Compaq created the Shark notebook computer to strengthen its market position.
Its size, weight, and battery life were all carefully considered, and it had a huge
screen and an auxiliary base that could be snapped on to add a CD-ROM, modem,
and floppy drive. To improve the product's pricing points and marketing message,
Greg Memo, the project leader for the consumer notebook design, ordered a series
of eight focus groups, four of which were held in Boston and four of which were
held in Atlanta.
The 64 participants had been chosen based on their recent or future plans to
purchase personal computers.

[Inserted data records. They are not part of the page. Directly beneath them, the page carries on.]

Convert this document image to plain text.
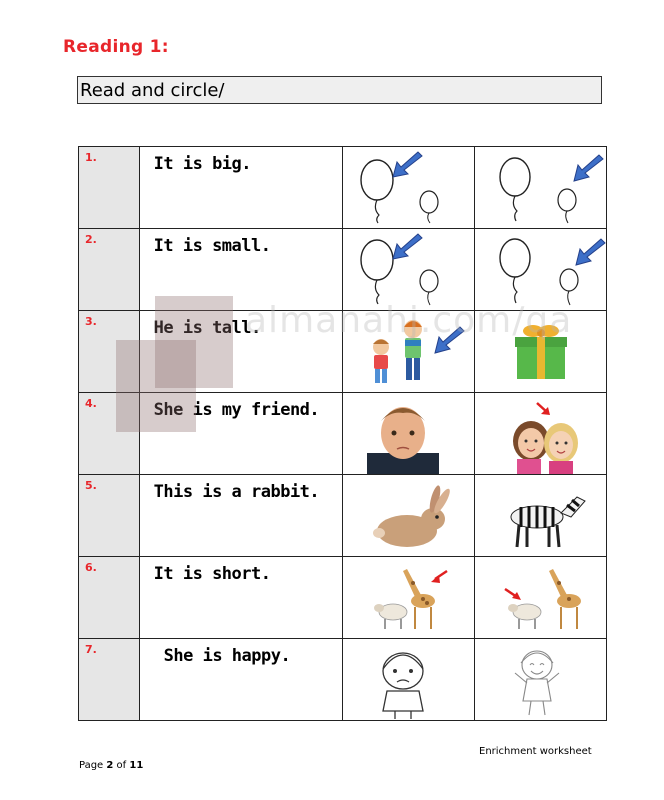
Reading 1:
Read and circle/
1.	It is big.

2.	It is small.

3.	He is tall.

4.	She is my friend.

5.	This is a rabbit.

6.	It is short.

7.	She is happy.

almanahj.com/qa
Enrichment worksheet
Page 2 of 11
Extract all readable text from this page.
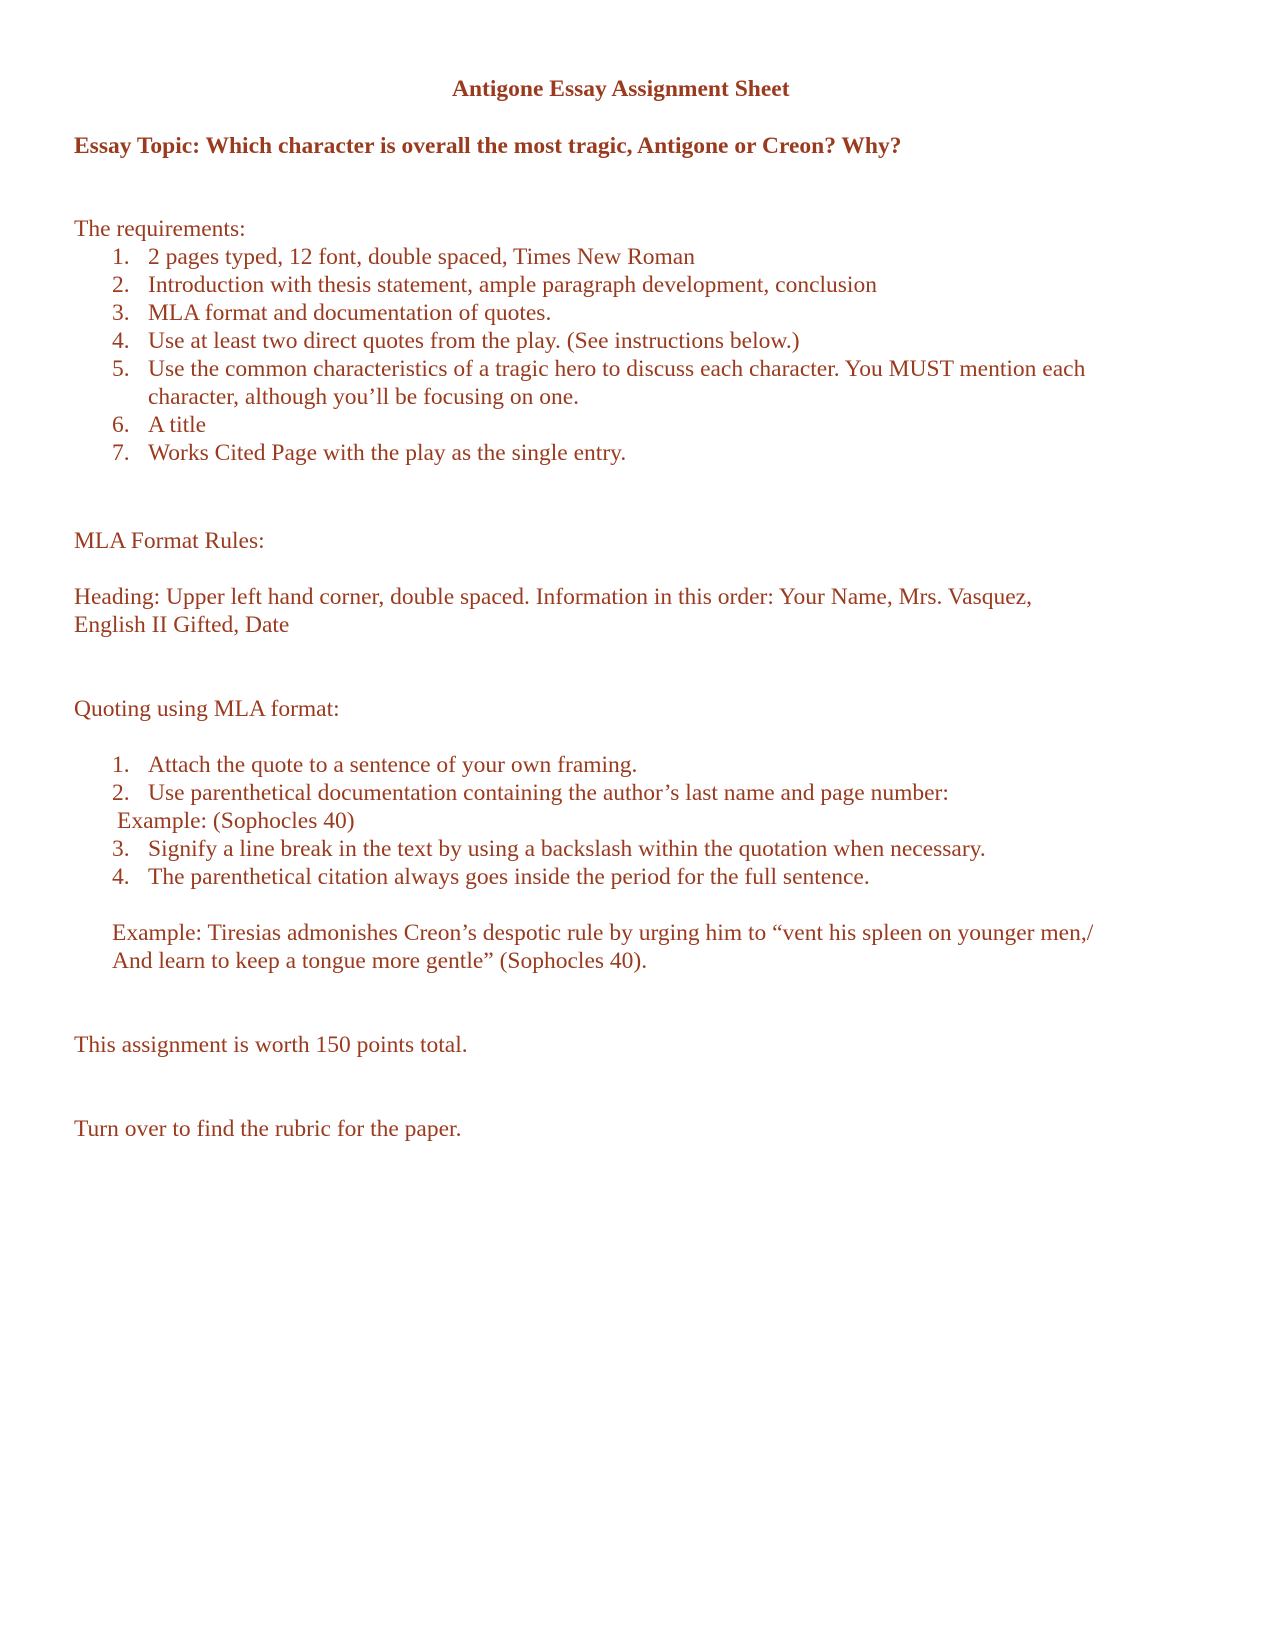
Antigone Essay Assignment Sheet
Essay Topic: Which character is overall the most tragic, Antigone or Creon? Why?
The requirements:
1. 2 pages typed, 12 font, double spaced, Times New Roman
2. Introduction with thesis statement, ample paragraph development, conclusion
3. MLA format and documentation of quotes.
4. Use at least two direct quotes from the play. (See instructions below.)
5. Use the common characteristics of a tragic hero to discuss each character. You MUST mention each
character, although you’ll be focusing on one.
6. A title
7. Works Cited Page with the play as the single entry.
MLA Format Rules:
Heading: Upper left hand corner, double spaced. Information in this order: Your Name, Mrs. Vasquez,
English II Gifted, Date
Quoting using MLA format:
1. Attach the quote to a sentence of your own framing.
2. Use parenthetical documentation containing the author’s last name and page number:
Example: (Sophocles 40)
3. Signify a line break in the text by using a backslash within the quotation when necessary.
4. The parenthetical citation always goes inside the period for the full sentence.
Example: Tiresias admonishes Creon’s despotic rule by urging him to “vent his spleen on younger men,/
And learn to keep a tongue more gentle” (Sophocles 40).
This assignment is worth 150 points total.
Turn over to find the rubric for the paper.
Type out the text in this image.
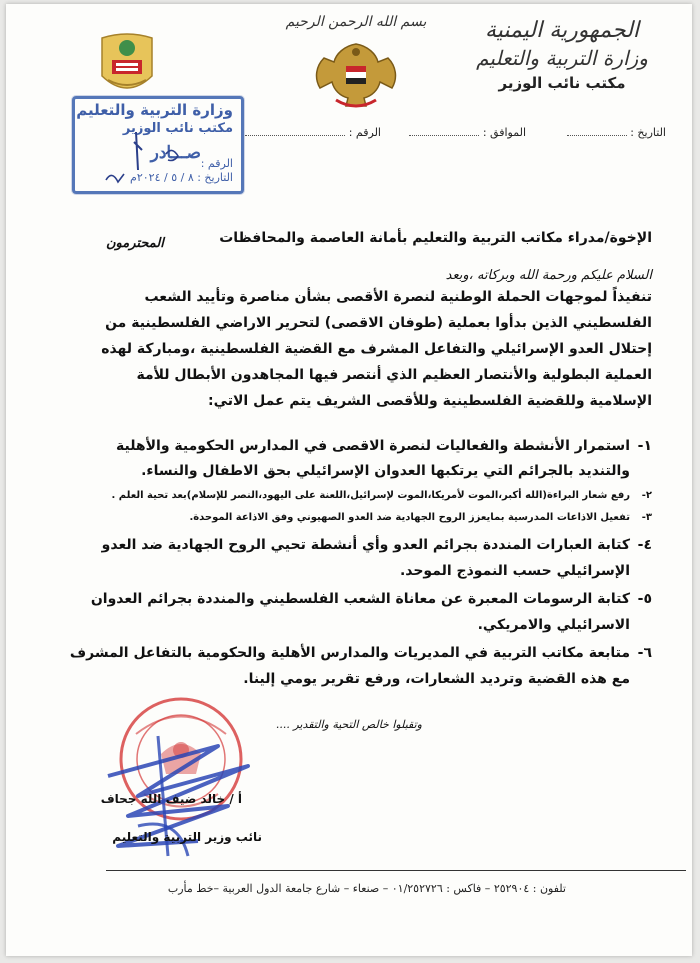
الجمهورية اليمنية
وزارة التربية والتعليم
مكتب نائب الوزير
بسم الله الرحمن الرحيم
التاريخ :
الموافق :
الرقم :
وزارة التربية والتعليم
مكتب نائب الوزير
صـــادر
الرقم :
التاريخ : ٨ / ٥ / ٢٠٢٤م
الإخوة/مدراء مكاتب التربية والتعليم بأمانة العاصمة والمحافظات
المحترمون
السلام عليكم ورحمة الله وبركاته ،وبعد
تنفيذاً لموجهات الحملة الوطنية لنصرة الأقصى بشأن مناصرة وتأييد الشعب
الفلسطيني الذين بدأوا بعملية (طوفان الاقصى) لتحرير الاراضي الفلسطينية من
إحتلال العدو الإسرائيلي والتفاعل المشرف مع القضية الفلسطينية ،ومباركة لهذه
العملية البطولية والأنتصار العظيم الذي أنتصر فيها المجاهدون الأبطال للأمة
الإسلامية وللقضية الفلسطينية وللأقصى الشريف يتم عمل الاتي:
١-
استمرار الأنشطة والفعاليات لنصرة الاقصى في المدارس الحكومية والأهلية
والتنديد بالجرائم التي يرتكبها العدوان الإسرائيلي بحق الاطفال والنساء.
٢-
رفع شعار البراءة(الله أكبر،الموت لأمريكا،الموت لإسرائيل،اللعنة على اليهود،النصر للإسلام)بعد تحية العلم .
٣-
تفعيل الاذاعات المدرسية بمايعزز الروح الجهادية ضد العدو الصهيوني وفق الاذاعة الموحدة.
٤-
كتابة العبارات المنددة بجرائم العدو وأي أنشطة تحيي الروح الجهادية ضد العدو
الإسرائيلي حسب النموذج الموحد.
٥-
كتابة الرسومات المعبرة عن معاناة الشعب الفلسطيني والمنددة بجرائم العدوان
الاسرائيلي والامريكي.
٦-
متابعة مكاتب التربية في المديريات والمدارس الأهلية والحكومية بالتفاعل المشرف
مع هذه القضية وترديد الشعارات، ورفع تقرير يومي إلينا.
وتقبلوا خالص التحية والتقدير ....
أ / خالد ضيف الله جحاف
نائب وزير التربية والتعليم
تلفون : ٢٥٢٩٠٤ – فاكس : ٠١/٢٥٢٧٢٦ – صنعاء – شارع جامعة الدول العربية –خط مأرب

The focus group meetings, however, saw an
overwhelmingly unfavorable response from the participants. They revealed
strong preferences for other companies like Toshiba, IBM, and Apple while
criticizing the Shark's style, weight, and functionality. Memo and his crew were
shocked by how strongly the participants' reaction was negative. Compaq
officials made the choice to launch the Shark notebook as planned despite the
focus group's unfavorable findings, expecting that its distinctive features and
cheaper price point would appeal to consumers. The Shark, however, fell short of
sales projections, and Compaq eventually decided to cancel it, incurring a sizable
loss.
The situation serves as a reminder of the value of market research, especially
focus groups, in creating new goods and comprehending consumer preferences
and demands. It also emphasizes the dangers of launching a product that is out of
step with market trends and neglecting customer input.